Before touching anything, check your sentence lengths. If most sentences cluster between 15-25 words with little variation, that's the primary fix target. Shorten some aggressively. Let a few run longer. Aim for a mix that reads uneven when you look at the lengths on paper.

2

Kill Transitional Clichés

Find every "Additionally," "Furthermore," "Moreover," "It is worth noting," "In conclusion." Delete them. If the paragraph stops making sense without the transition signal, that means the relationship between ideas needs to be rewritten — not just announced.

3

Inject One Genuine Uncertainty Per Section

AI text makes confident, totalizing claims. Human writers hedge, qualify, and caveat from experience. Find somewhere in each section to add something like "this varies a lot depending on..." or "at least in our testing..." or "I'd be surprised if this held across all contexts." Specificity matters — vague uncertainty doesn't help.

4

Vocabulary Passes Last

After rhythm and structure are fixed, check vocabulary tells. At this point, you've already done the heavy lifting — vocabulary is genuinely a minor issue compared to what you've already fixed. The words matter, but they're the last 10%, not the first.

Tools That Address the Right Problems

Most free humanizer tools use LLM paraphrase — fast, cheap, and structurally ineffective. Our evaluation data shows this clearly.

Two tools on helloandy.net take a different approach:

Free Tools — No Signup Required

AI Text Auditor

Flags patterns across 28 dimensions — including sentence CoV, transition density, and vocabulary tells. Shows exactly what to fix, not just a score.

AI Text Humanizer

8-pass structural revision: CoV expansion, transition cleanup, passive voice reduction, syntactic diversification, uncertainty injection. The pattern-targeted approach that scored 55/60 in our blind eval.
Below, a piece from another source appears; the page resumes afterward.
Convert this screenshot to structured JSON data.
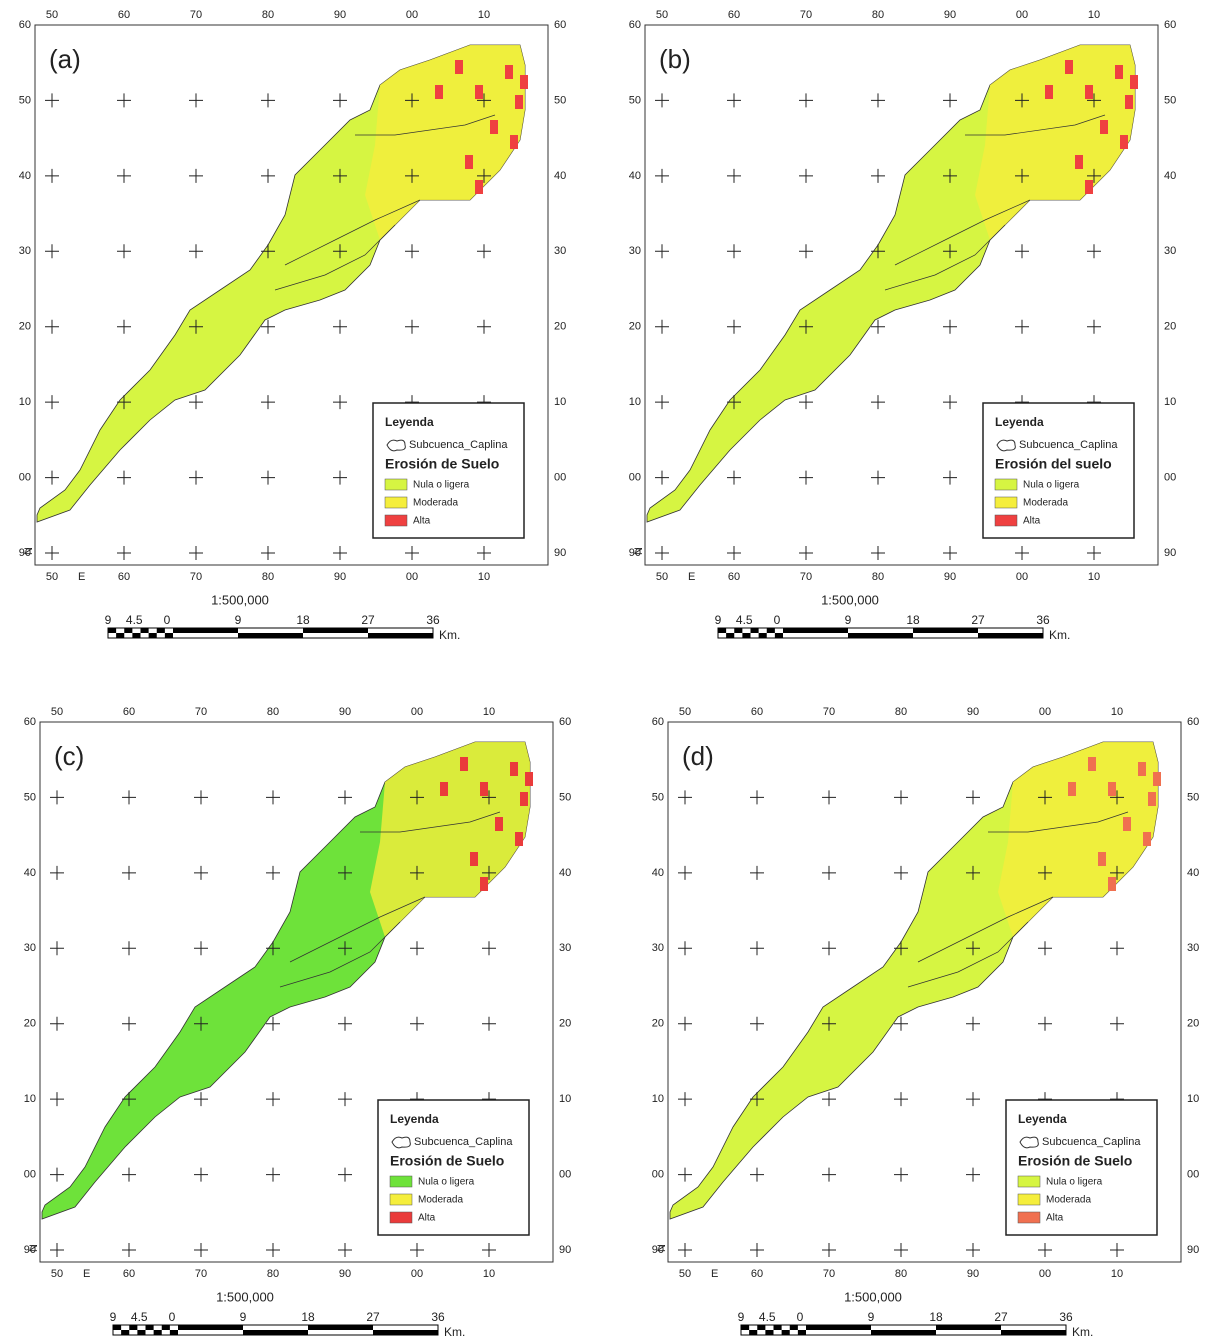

Neither tool makes AI text magically human in one click. What they do is measure and act on the right signals — rhythm, structure, density — rather than surface vocabulary alone. That's the gap this space has been missing.


Testing methodology: 15 text samples (500-800 words each), three processing approaches, three independent human judges scoring on a 60-point rubric (naturalness, voice, rhythm, structure, authenticity). Judges were not told which approach each sample received. Full results available in the research hub.